Episode 2: Stop World, I Want To Get On
Main message:
“The world is worth living in and the world is worth saving.” Bishop Fulton J. Sheen
My takeaways:
I noticed that Bishop Fulton Sheen is very well read. He often quotes people from memory. For example:
“The world is too much with us, late and soon.” William Wordsworth
He peppers his presentation with humorful anecdotes. My favorite in this video was when he recalled asking a group of children:
“What do you have to do to get forgiveness of sin?”
and a boy answered: “First you have to sin.”
Main points:
People think too much of the world, are too caught up in the world, i.e secularism*.
The 3 areas people tend to view through a secular lens are:
1. Humanity
2. Science/Technology
3. World Involvement
But Bishop Fulton Sheen lists the following people as models of viewing those areas through the Christian lens.
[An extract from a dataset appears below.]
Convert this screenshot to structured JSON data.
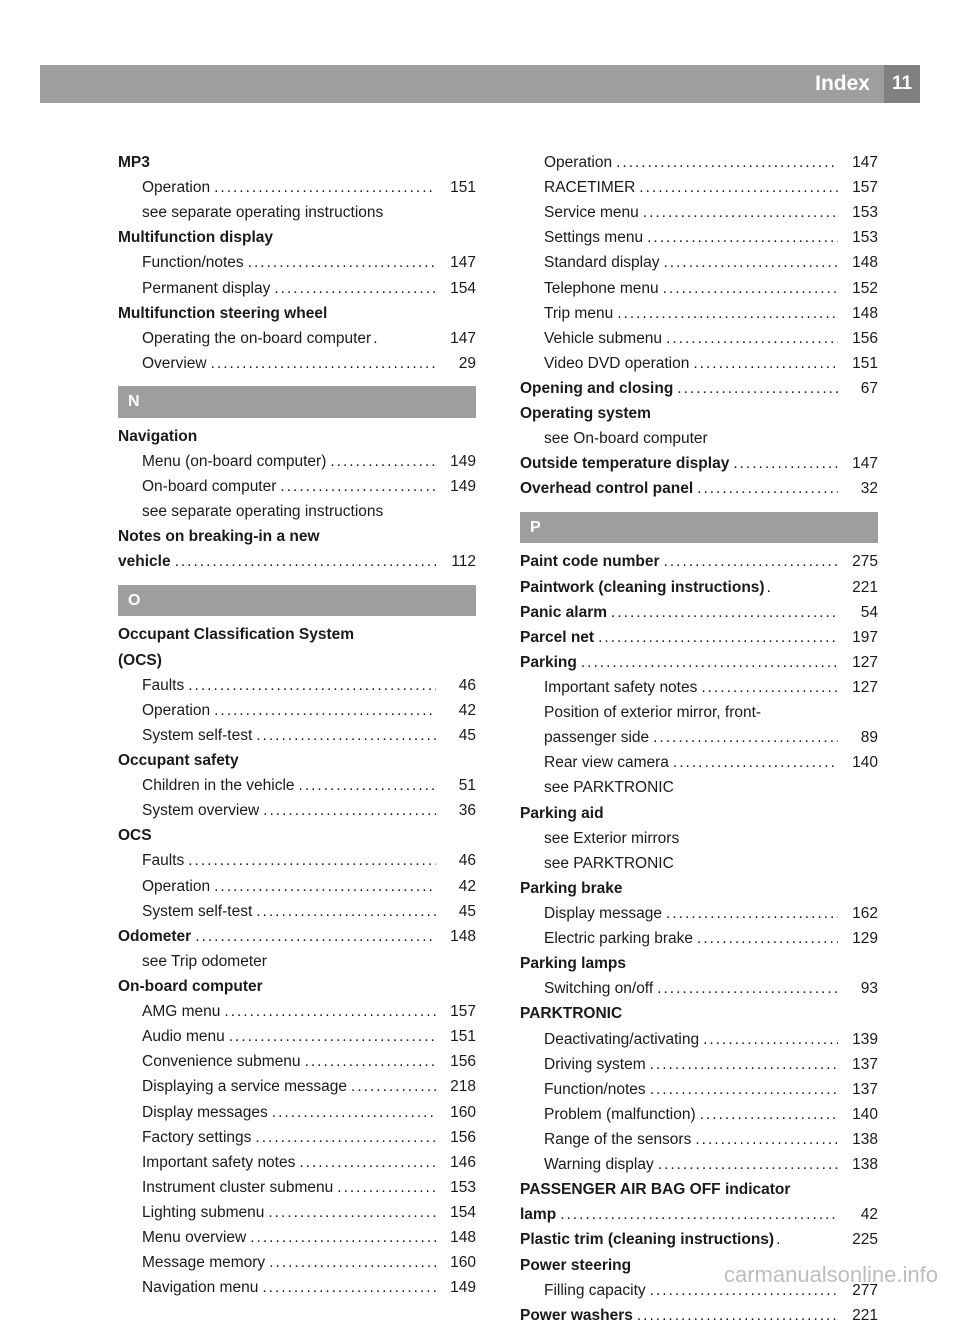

1. Pope John XXIII: “a man who saw Christ in all humanity.”
Fulton recounts Pope John’s visit to a prisoner who had murdered his wife. John tried talking to the man but he didn’t answer. John asked the guard to let him in the cell where the man kept his back to John. John said to him: “I’ve never been married, but if I had been, I might have killed my wife too.” The man turned and hugged him.
2. Pierre Teilhard de Chardin, a French scientist who believed in God and “saw the whole universe ablaze with Christ. A man who saw Christ in everything that was scientific and cosmic.”
3. Dietrich Bonhoeffer: a German pastor and theologian known for his opposition to National Socialism. A man who saw Christ involved in everything that was worldly, in law, in medicine, in everything.
“Just as in Christ, the reality of God entered the reality of the world, so too that which is Christian is to be found in the world, the holy in the profane. So I would not speak of God in the borders of life but at its center, in its life, in its prosperity. God is the beyond in the midst of life and Christians must participate in the sufferings of Christ in this worldly life. (…)
You never can look at the world without God and you cannot look at God without the world.” Dietrich Bonhoeffer
*Secularism: secularism, a worldview that separates religion from other realms of human existence.